Menuntaskan materi pelajaran menjadi acuan awal yang ditekankan kepada seluruh pengajar di bidang studi masing-masing. Hanya saja sistem yang demikian bisa jadi menjadi semacam "kejar tayang" dengan mengesampingkan kwalitas penyerapan oleh siswa. Sebab yang menjadi target adalah bagaimana pelajaran bisa tuntas, tanpa memikirkan apakah siswa sudah menyerap pelajaran dengan baik atau tidak. Jika hal demikian benar adanya, jelas hal itu sangat bertolak belakang dengan tujuan pendidikan, seperti yang diamanatkan dalam UUD 45 "menciptakan kader yang beriman,bertaqwa serta berakhlaq mulia". Dengan kata lain bahwa dalam pelajaran fiqih, ketuntasan materi tidak bisa dijadikan acuan untuk mewujudkan tujuan pendidikan tersebut.


Pelajaran Fiqih, merupakan salah satu dari sekian pelajaran yang juga dintuntut untuk bisa tuntas.

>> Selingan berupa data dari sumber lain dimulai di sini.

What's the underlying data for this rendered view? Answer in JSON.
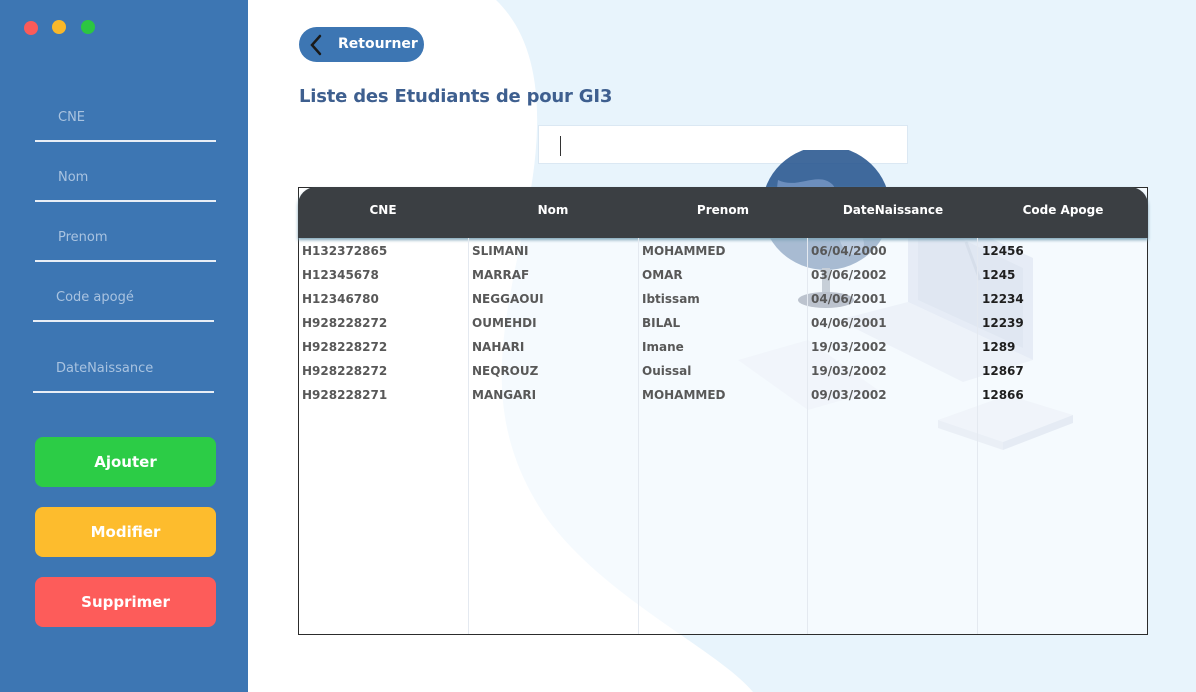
{
  "window": {
    "colors": {
      "close": "#fb5b59",
      "minimize": "#f9b82a",
      "maximize": "#2cc641"
    }
  },
  "sidebar": {
    "fields": {
      "cne": "CNE",
      "nom": "Nom",
      "prenom": "Prenom",
      "code_apoge": "Code apogé",
      "date_naissance": "DateNaissance"
    },
    "buttons": {
      "add": "Ajouter",
      "modify": "Modifier",
      "delete": "Supprimer"
    },
    "colors": {
      "background": "#3d76b3",
      "add": "#2ccc46",
      "modify": "#fdbc2d",
      "delete": "#fd5c5a"
    }
  },
  "header": {
    "back_label": "Retourner",
    "title": "Liste des Etudiants de  pour GI3"
  },
  "search": {
    "value": ""
  },
  "table": {
    "columns": [
      "CNE",
      "Nom",
      "Prenom",
      "DateNaissance",
      "Code Apoge"
    ],
    "rows": [
      [
        "H132372865",
        "SLIMANI",
        "MOHAMMED",
        "06/04/2000",
        "12456"
      ],
      [
        "H12345678",
        "MARRAF",
        "OMAR",
        "03/06/2002",
        "1245"
      ],
      [
        "H12346780",
        "NEGGAOUI",
        "Ibtissam",
        "04/06/2001",
        "12234"
      ],
      [
        "H928228272",
        "OUMEHDI",
        "BILAL",
        "04/06/2001",
        "12239"
      ],
      [
        "H928228272",
        "NAHARI",
        "Imane",
        "19/03/2002",
        "1289"
      ],
      [
        "H928228272",
        "NEQROUZ",
        "Ouissal",
        "19/03/2002",
        "12867"
      ],
      [
        "H928228271",
        "MANGARI",
        "MOHAMMED",
        "09/03/2002",
        "12866"
      ]
    ]
  }
}
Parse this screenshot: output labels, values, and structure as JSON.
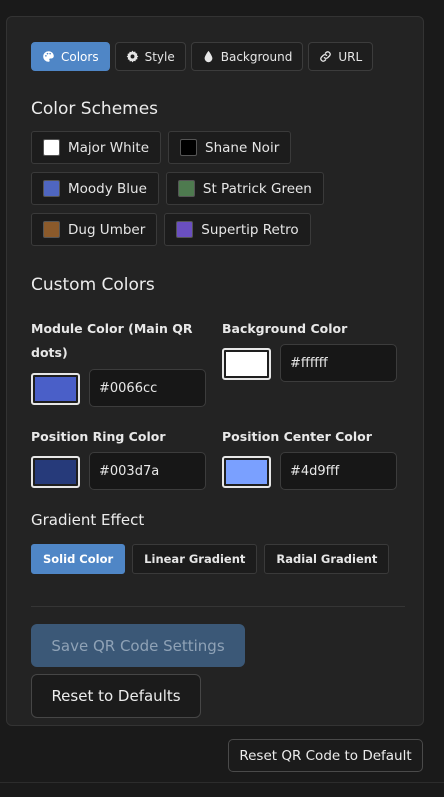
{
  "tabs": [
    {
      "label": "Colors",
      "icon": "palette-icon",
      "active": true
    },
    {
      "label": "Style",
      "icon": "gear-icon",
      "active": false
    },
    {
      "label": "Background",
      "icon": "droplet-icon",
      "active": false
    },
    {
      "label": "URL",
      "icon": "link-icon",
      "active": false
    }
  ],
  "color_schemes": {
    "heading": "Color Schemes",
    "items": [
      {
        "label": "Major White",
        "color": "#ffffff"
      },
      {
        "label": "Shane Noir",
        "color": "#000000"
      },
      {
        "label": "Moody Blue",
        "color": "#4f66c0"
      },
      {
        "label": "St Patrick Green",
        "color": "#4e7a4f"
      },
      {
        "label": "Dug Umber",
        "color": "#8b5a2b"
      },
      {
        "label": "Supertip Retro",
        "color": "#6a4fc0"
      }
    ]
  },
  "custom_colors": {
    "heading": "Custom Colors",
    "module": {
      "label": "Module Color (Main QR dots)",
      "value": "#0066cc",
      "swatch": "#4a5fc8"
    },
    "background": {
      "label": "Background Color",
      "value": "#ffffff",
      "swatch": "#ffffff"
    },
    "position_ring": {
      "label": "Position Ring Color",
      "value": "#003d7a",
      "swatch": "#263a7a"
    },
    "position_center": {
      "label": "Position Center Color",
      "value": "#4d9fff",
      "swatch": "#7aa0ff"
    }
  },
  "gradient": {
    "heading": "Gradient Effect",
    "options": [
      {
        "label": "Solid Color",
        "active": true
      },
      {
        "label": "Linear Gradient",
        "active": false
      },
      {
        "label": "Radial Gradient",
        "active": false
      }
    ]
  },
  "actions": {
    "save_label": "Save QR Code Settings",
    "reset_label": "Reset to Defaults",
    "reset_qr_label": "Reset QR Code to Default"
  }
}
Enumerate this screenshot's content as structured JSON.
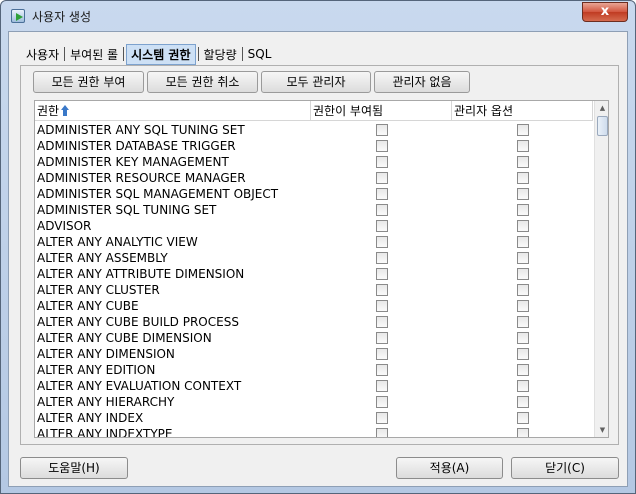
{
  "window": {
    "title": "사용자 생성",
    "close_glyph": "x"
  },
  "tabs": [
    {
      "label": "사용자",
      "active": false
    },
    {
      "label": "부여된 롤",
      "active": false
    },
    {
      "label": "시스템 권한",
      "active": true
    },
    {
      "label": "할당량",
      "active": false
    },
    {
      "label": "SQL",
      "active": false
    }
  ],
  "toolbar": {
    "grant_all": "모든 권한 부여",
    "revoke_all": "모든 권한 취소",
    "all_admin": "모두 관리자",
    "no_admin": "관리자 없음"
  },
  "grid": {
    "columns": [
      "권한",
      "권한이 부여됨",
      "관리자 옵션"
    ],
    "rows": [
      "ADMINISTER ANY SQL TUNING SET",
      "ADMINISTER DATABASE TRIGGER",
      "ADMINISTER KEY MANAGEMENT",
      "ADMINISTER RESOURCE MANAGER",
      "ADMINISTER SQL MANAGEMENT OBJECT",
      "ADMINISTER SQL TUNING SET",
      "ADVISOR",
      "ALTER ANY ANALYTIC VIEW",
      "ALTER ANY ASSEMBLY",
      "ALTER ANY ATTRIBUTE DIMENSION",
      "ALTER ANY CLUSTER",
      "ALTER ANY CUBE",
      "ALTER ANY CUBE BUILD PROCESS",
      "ALTER ANY CUBE DIMENSION",
      "ALTER ANY DIMENSION",
      "ALTER ANY EDITION",
      "ALTER ANY EVALUATION CONTEXT",
      "ALTER ANY HIERARCHY",
      "ALTER ANY INDEX",
      "ALTER ANY INDEXTYPE"
    ]
  },
  "footer": {
    "help": "도움말(H)",
    "apply": "적용(A)",
    "close": "닫기(C)"
  }
}
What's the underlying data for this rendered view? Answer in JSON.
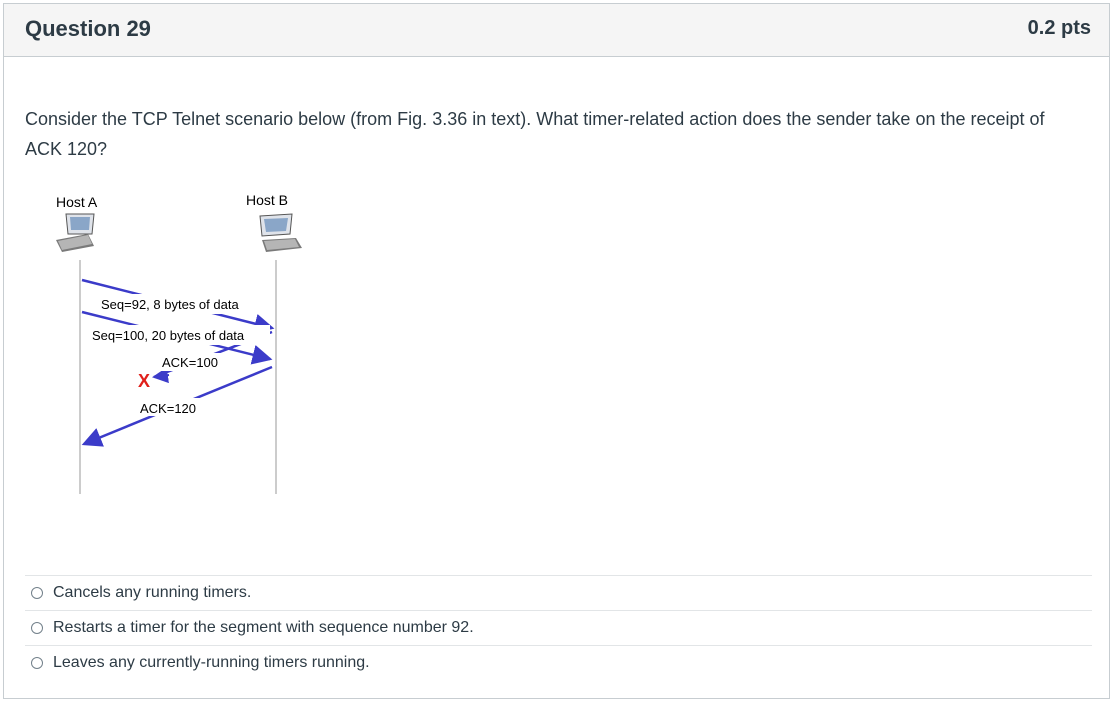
{
  "question": {
    "title": "Question 29",
    "points": "0.2 pts",
    "prompt": "Consider the TCP Telnet scenario below (from Fig. 3.36 in text). What timer-related action does the sender take on the receipt of ACK 120?"
  },
  "diagram": {
    "host_a": "Host A",
    "host_b": "Host B",
    "seg1": "Seq=92, 8 bytes of data",
    "seg2": "Seq=100, 20 bytes of data",
    "ack1": "ACK=100",
    "ack2": "ACK=120",
    "loss_mark": "X",
    "arrow_color": "#3b3bc9",
    "loss_color": "#e0201b"
  },
  "answers": [
    {
      "label": "Cancels any running timers."
    },
    {
      "label": "Restarts a timer for the segment with sequence number 92."
    },
    {
      "label": "Leaves any currently-running timers running."
    }
  ]
}
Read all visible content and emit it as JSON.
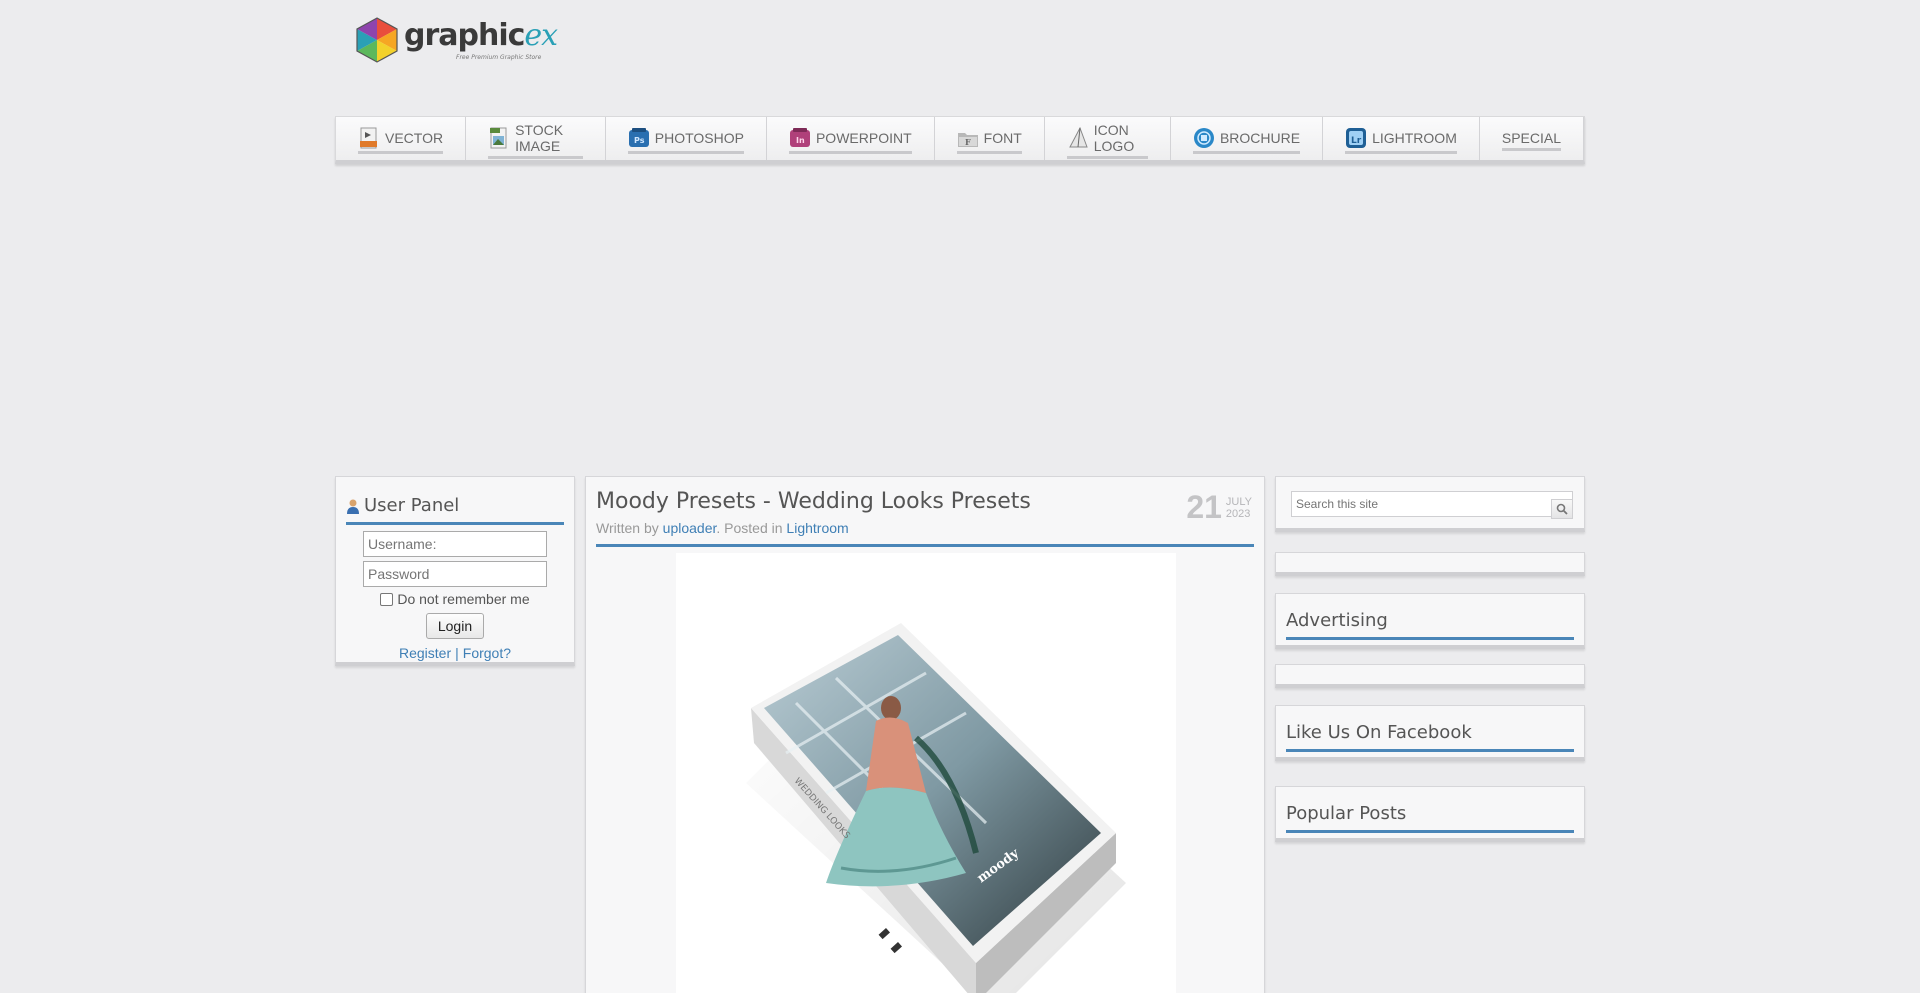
{
  "logo": {
    "word_main": "graphic",
    "word_accent": "ex",
    "tagline": "Free Premium Graphic Store"
  },
  "nav": {
    "items": [
      {
        "label": "VECTOR",
        "icon": "eps-file-icon",
        "color": "#e07a2a"
      },
      {
        "label": "STOCK IMAGE",
        "icon": "jpg-image-icon",
        "color": "#5a8a3c"
      },
      {
        "label": "PHOTOSHOP",
        "icon": "photoshop-icon",
        "color": "#2a6fb0"
      },
      {
        "label": "POWERPOINT",
        "icon": "powerpoint-icon",
        "color": "#b0407a"
      },
      {
        "label": "FONT",
        "icon": "font-folder-icon",
        "color": "#999999"
      },
      {
        "label": "ICON LOGO",
        "icon": "pen-nib-icon",
        "color": "#777777"
      },
      {
        "label": "BROCHURE",
        "icon": "brochure-globe-icon",
        "color": "#2a88c8"
      },
      {
        "label": "LIGHTROOM",
        "icon": "lightroom-icon",
        "color": "#1f5f95"
      },
      {
        "label": "SPECIAL",
        "icon": "",
        "color": ""
      }
    ]
  },
  "user_panel": {
    "title": "User Panel",
    "username_placeholder": "Username:",
    "password_placeholder": "Password",
    "remember_label": "Do not remember me",
    "login_label": "Login",
    "register_label": "Register",
    "separator": "|",
    "forgot_label": "Forgot?"
  },
  "post": {
    "title": "Moody Presets - Wedding Looks Presets",
    "written_by": "Written by",
    "author": "uploader",
    "posted_in": ". Posted in",
    "category": "Lightroom",
    "date_day": "21",
    "date_month": "JULY",
    "date_year": "2023",
    "box_brand": "moody",
    "box_text": "WEDDING LOOKS"
  },
  "sidebar": {
    "search_placeholder": "Search this site",
    "advertising_title": "Advertising",
    "facebook_title": "Like Us On Facebook",
    "popular_title": "Popular Posts"
  },
  "colors": {
    "accent": "#4a86b8",
    "link": "#3f7fb5",
    "background": "#ececee"
  }
}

Materi fiqih Tingkat SMP/MTs antaranya adalah, masalah air serta pembagianya, masalah najis dan pembagiannya serta masalah shalat dari shalat fardhu hingga shalat sunah,kemudian masalah muamalat hingga masalah haji dan umrah. JIka melihat komponen materi yang ada, tujuannya jelas, bagaimana agar siswa dapat memahami dan melaksakan ibadah dengan benar, baik cara bersuci maupun shalatnya, baik dalam melakukan transaksi jual beli hingga pemahaman pelaksanaan haji dan umrah.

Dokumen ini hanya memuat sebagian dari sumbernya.